リヴァプール主将の腕章の重み。ジョーダン・ヘンダーソンの葛藤。これまで何度も「僕がいなくても」と考えてきた
9シーズンにわたって指揮をとった名将ユルゲン・クロップの退任により、ひとつの時代に終わりを告げたリヴァプール。本稿ではクロップとともに新たな黄金時代を築き上げたジョーダン・ヘンダーソンの自著『CAPTAIN ジョーダン・ヘンダーソン自伝』の抜粋を通して、主に2015-16シーズン以降にリヴァプールが歩んだ軌跡に焦点を当てて振り返る。

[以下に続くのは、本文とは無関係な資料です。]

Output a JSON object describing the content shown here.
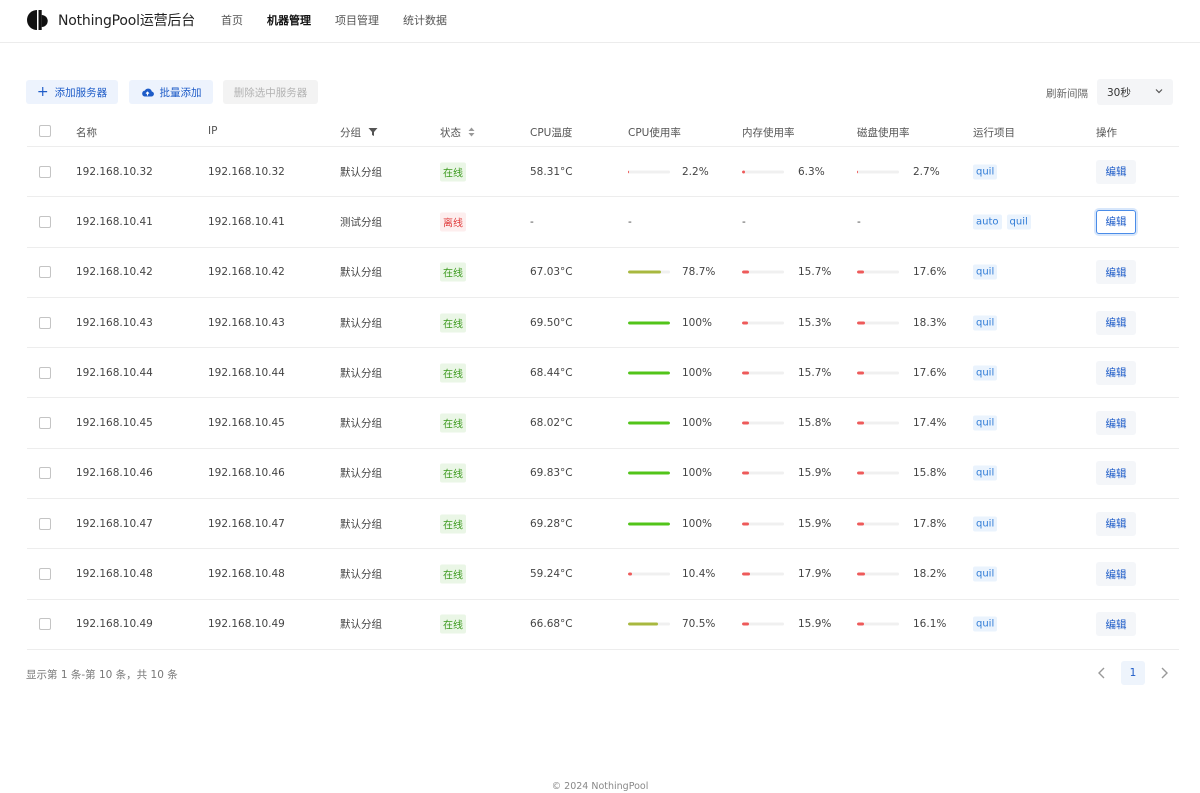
{
  "header": {
    "brand": "NothingPool运营后台",
    "nav": [
      {
        "label": "首页",
        "active": false
      },
      {
        "label": "机器管理",
        "active": true
      },
      {
        "label": "项目管理",
        "active": false
      },
      {
        "label": "统计数据",
        "active": false
      }
    ]
  },
  "toolbar": {
    "add_label": "添加服务器",
    "batch_label": "批量添加",
    "delete_label": "删除选中服务器",
    "refresh_label": "刷新间隔",
    "refresh_value": "30秒"
  },
  "table": {
    "columns": {
      "name": "名称",
      "ip": "IP",
      "group": "分组",
      "status": "状态",
      "cpu_temp": "CPU温度",
      "cpu_usage": "CPU使用率",
      "mem_usage": "内存使用率",
      "disk_usage": "磁盘使用率",
      "projects": "运行项目",
      "actions": "操作"
    },
    "edit_label": "编辑",
    "rows": [
      {
        "name": "192.168.10.32",
        "ip": "192.168.10.32",
        "group": "默认分组",
        "status": "在线",
        "online": true,
        "cpu_temp": "58.31°C",
        "cpu": "2.2%",
        "cpu_v": 2.2,
        "mem": "6.3%",
        "mem_v": 6.3,
        "disk": "2.7%",
        "disk_v": 2.7,
        "projects": [
          "quil"
        ]
      },
      {
        "name": "192.168.10.41",
        "ip": "192.168.10.41",
        "group": "测试分组",
        "status": "离线",
        "online": false,
        "cpu_temp": "-",
        "cpu": "-",
        "mem": "-",
        "disk": "-",
        "projects": [
          "auto",
          "quil"
        ],
        "focused": true
      },
      {
        "name": "192.168.10.42",
        "ip": "192.168.10.42",
        "group": "默认分组",
        "status": "在线",
        "online": true,
        "cpu_temp": "67.03°C",
        "cpu": "78.7%",
        "cpu_v": 78.7,
        "mem": "15.7%",
        "mem_v": 15.7,
        "disk": "17.6%",
        "disk_v": 17.6,
        "projects": [
          "quil"
        ]
      },
      {
        "name": "192.168.10.43",
        "ip": "192.168.10.43",
        "group": "默认分组",
        "status": "在线",
        "online": true,
        "cpu_temp": "69.50°C",
        "cpu": "100%",
        "cpu_v": 100,
        "mem": "15.3%",
        "mem_v": 15.3,
        "disk": "18.3%",
        "disk_v": 18.3,
        "projects": [
          "quil"
        ]
      },
      {
        "name": "192.168.10.44",
        "ip": "192.168.10.44",
        "group": "默认分组",
        "status": "在线",
        "online": true,
        "cpu_temp": "68.44°C",
        "cpu": "100%",
        "cpu_v": 100,
        "mem": "15.7%",
        "mem_v": 15.7,
        "disk": "17.6%",
        "disk_v": 17.6,
        "projects": [
          "quil"
        ]
      },
      {
        "name": "192.168.10.45",
        "ip": "192.168.10.45",
        "group": "默认分组",
        "status": "在线",
        "online": true,
        "cpu_temp": "68.02°C",
        "cpu": "100%",
        "cpu_v": 100,
        "mem": "15.8%",
        "mem_v": 15.8,
        "disk": "17.4%",
        "disk_v": 17.4,
        "projects": [
          "quil"
        ]
      },
      {
        "name": "192.168.10.46",
        "ip": "192.168.10.46",
        "group": "默认分组",
        "status": "在线",
        "online": true,
        "cpu_temp": "69.83°C",
        "cpu": "100%",
        "cpu_v": 100,
        "mem": "15.9%",
        "mem_v": 15.9,
        "disk": "15.8%",
        "disk_v": 15.8,
        "projects": [
          "quil"
        ]
      },
      {
        "name": "192.168.10.47",
        "ip": "192.168.10.47",
        "group": "默认分组",
        "status": "在线",
        "online": true,
        "cpu_temp": "69.28°C",
        "cpu": "100%",
        "cpu_v": 100,
        "mem": "15.9%",
        "mem_v": 15.9,
        "disk": "17.8%",
        "disk_v": 17.8,
        "projects": [
          "quil"
        ]
      },
      {
        "name": "192.168.10.48",
        "ip": "192.168.10.48",
        "group": "默认分组",
        "status": "在线",
        "online": true,
        "cpu_temp": "59.24°C",
        "cpu": "10.4%",
        "cpu_v": 10.4,
        "mem": "17.9%",
        "mem_v": 17.9,
        "disk": "18.2%",
        "disk_v": 18.2,
        "projects": [
          "quil"
        ]
      },
      {
        "name": "192.168.10.49",
        "ip": "192.168.10.49",
        "group": "默认分组",
        "status": "在线",
        "online": true,
        "cpu_temp": "66.68°C",
        "cpu": "70.5%",
        "cpu_v": 70.5,
        "mem": "15.9%",
        "mem_v": 15.9,
        "disk": "16.1%",
        "disk_v": 16.1,
        "projects": [
          "quil"
        ]
      }
    ]
  },
  "pagination": {
    "summary": "显示第 1 条-第 10 条，共 10 条",
    "current": "1"
  },
  "colors": {
    "bar_full": "#52c41a",
    "bar_high": "#a8b83f",
    "bar_low": "#ee5a5a",
    "accent": "#1e5cc8"
  },
  "footer": {
    "copyright": "© 2024 NothingPool"
  }
}
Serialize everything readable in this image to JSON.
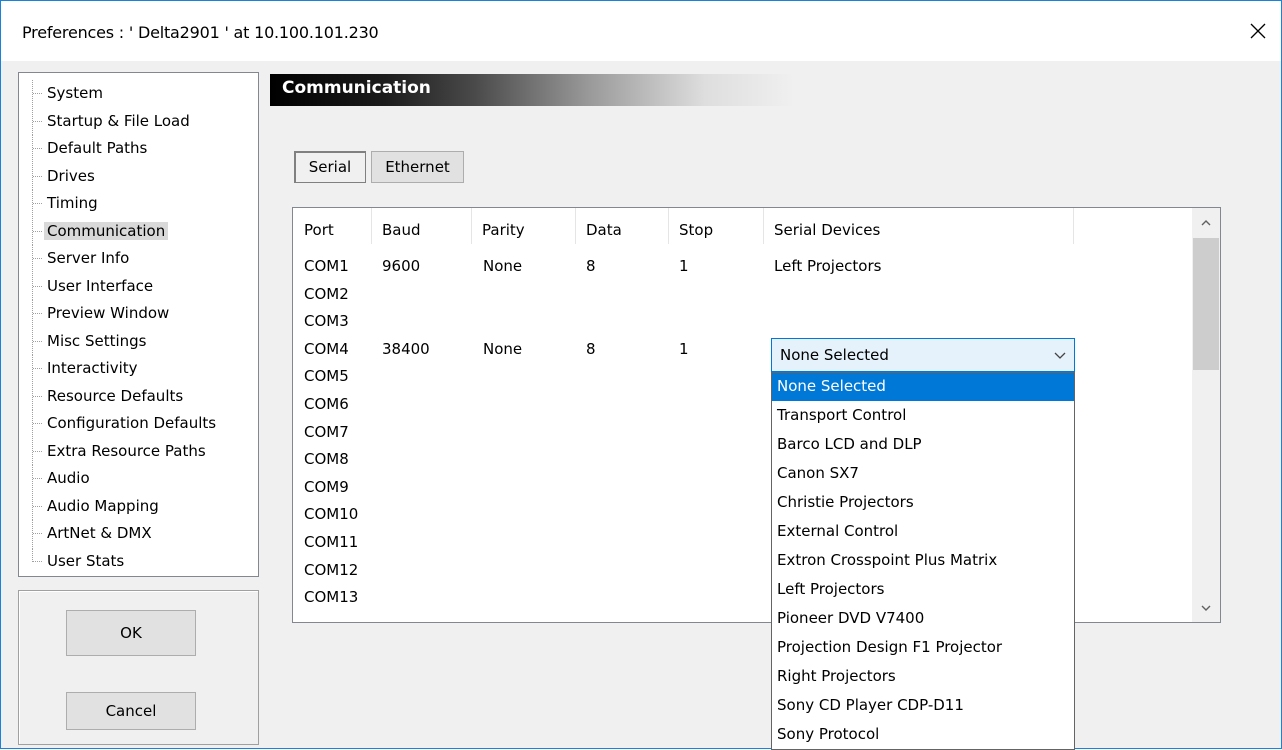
{
  "window": {
    "title": "Preferences  :  ' Delta2901 '  at  10.100.101.230",
    "accent": "#0078d7"
  },
  "tree": {
    "items": [
      {
        "label": "System"
      },
      {
        "label": "Startup & File Load"
      },
      {
        "label": "Default Paths"
      },
      {
        "label": "Drives"
      },
      {
        "label": "Timing"
      },
      {
        "label": "Communication",
        "selected": true
      },
      {
        "label": "Server Info"
      },
      {
        "label": "User Interface"
      },
      {
        "label": "Preview Window"
      },
      {
        "label": "Misc Settings"
      },
      {
        "label": "Interactivity"
      },
      {
        "label": "Resource Defaults"
      },
      {
        "label": "Configuration Defaults"
      },
      {
        "label": "Extra Resource Paths"
      },
      {
        "label": "Audio"
      },
      {
        "label": "Audio Mapping"
      },
      {
        "label": "ArtNet & DMX"
      },
      {
        "label": "User Stats"
      }
    ]
  },
  "buttons": {
    "ok": "OK",
    "cancel": "Cancel"
  },
  "section": {
    "title": "Communication"
  },
  "tabs": [
    {
      "label": "Serial",
      "active": true
    },
    {
      "label": "Ethernet",
      "active": false
    }
  ],
  "table": {
    "columns": [
      "Port",
      "Baud",
      "Parity",
      "Data",
      "Stop",
      "Serial Devices"
    ],
    "rows": [
      {
        "port": "COM1",
        "baud": "9600",
        "parity": "None",
        "data": "8",
        "stop": "1",
        "device": "Left Projectors"
      },
      {
        "port": "COM2",
        "baud": "",
        "parity": "",
        "data": "",
        "stop": "",
        "device": ""
      },
      {
        "port": "COM3",
        "baud": "",
        "parity": "",
        "data": "",
        "stop": "",
        "device": ""
      },
      {
        "port": "COM4",
        "baud": "38400",
        "parity": "None",
        "data": "8",
        "stop": "1",
        "device": ""
      },
      {
        "port": "COM5",
        "baud": "",
        "parity": "",
        "data": "",
        "stop": "",
        "device": ""
      },
      {
        "port": "COM6",
        "baud": "",
        "parity": "",
        "data": "",
        "stop": "",
        "device": ""
      },
      {
        "port": "COM7",
        "baud": "",
        "parity": "",
        "data": "",
        "stop": "",
        "device": ""
      },
      {
        "port": "COM8",
        "baud": "",
        "parity": "",
        "data": "",
        "stop": "",
        "device": ""
      },
      {
        "port": "COM9",
        "baud": "",
        "parity": "",
        "data": "",
        "stop": "",
        "device": ""
      },
      {
        "port": "COM10",
        "baud": "",
        "parity": "",
        "data": "",
        "stop": "",
        "device": ""
      },
      {
        "port": "COM11",
        "baud": "",
        "parity": "",
        "data": "",
        "stop": "",
        "device": ""
      },
      {
        "port": "COM12",
        "baud": "",
        "parity": "",
        "data": "",
        "stop": "",
        "device": ""
      },
      {
        "port": "COM13",
        "baud": "",
        "parity": "",
        "data": "",
        "stop": "",
        "device": ""
      }
    ]
  },
  "combo": {
    "value": "None Selected",
    "options": [
      "None Selected",
      "Transport Control",
      "Barco LCD and DLP",
      "Canon SX7",
      "Christie Projectors",
      "External Control",
      "Extron Crosspoint Plus Matrix",
      "Left Projectors",
      "Pioneer DVD V7400",
      "Projection Design F1 Projector",
      "Right Projectors",
      "Sony CD Player CDP-D11",
      "Sony Protocol"
    ],
    "highlighted_index": 0
  },
  "icons": {
    "close": "close-icon",
    "scroll_up": "chevron-up-icon",
    "scroll_down": "chevron-down-icon",
    "combo_arrow": "chevron-down-icon"
  }
}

今回はクラブのレジェンドから腕章を引き継いだ新キャプテンの葛藤と苦悩について。 (文=ジョーダン・ヘンダーソン、訳=岩崎晋也、写真=AP/アフロ)
「なぜ僕ひとりがトロフィーを受けとらなくてはならないのか」
僕は感情を汲みとるのが上手なほうだと思う。ただしそれは人の気持ちであって、自分の気持ちとなるとそうはいかない。そのせいでいろいろな経験をしてきた。人を助けることには積極的でも、助けられる側になるのは苦手だ。人の問題には手を貸したいと思うのだが、自分のこととなるといつも、殻に閉じこもってひとりで処理しようとする。 自分の問題は人に触れさせず、人の問題には助け船を出す。それが僕のやりかただった。選手生活のなかで何度か起こったごたごたも、たぶんそれが原因だ。僕はときどき、ほかの人には些細と思われるようなことが気になってしかたがない。自分の正しさを証明するためにキャリアを過ごしてきたと感じることがあるのも、きっとそのせいだろう。 僕という人間にはさまざまな要素が奇妙に混ざりあっている。自信はないわけではない。自分はいいサッカー選手だと思う。仕事量の豊富さは認められていると思うし、与えられた才能を十分に生かしていることを誇りに思う。また、僕にとってサッカーはフィールドで走りまわっているときだけのものではなかった。それはわずかな部分にすぎない。試合でポジションについている時間以外でも、いつもリヴァプールやイングランド代表のために働いてきた。 とはいえ、自分は手にした栄光や賞賛に値するのかという疑いはぬぐいされない。リヴァプールで優勝トロフィーを掲げたときは、ユルゲン・クロップ監督こそこの役目にふさわしいと思ったし、ジェームズ・ミルナーもともにこのステージに立つべきではないかと考えていた。 これはみんなでやったことだ。誰かひとりの力でトロフィーを勝ち取ったわけではないのに、なぜ僕ひとりがトロフィーを受けとらなくてはならないのか。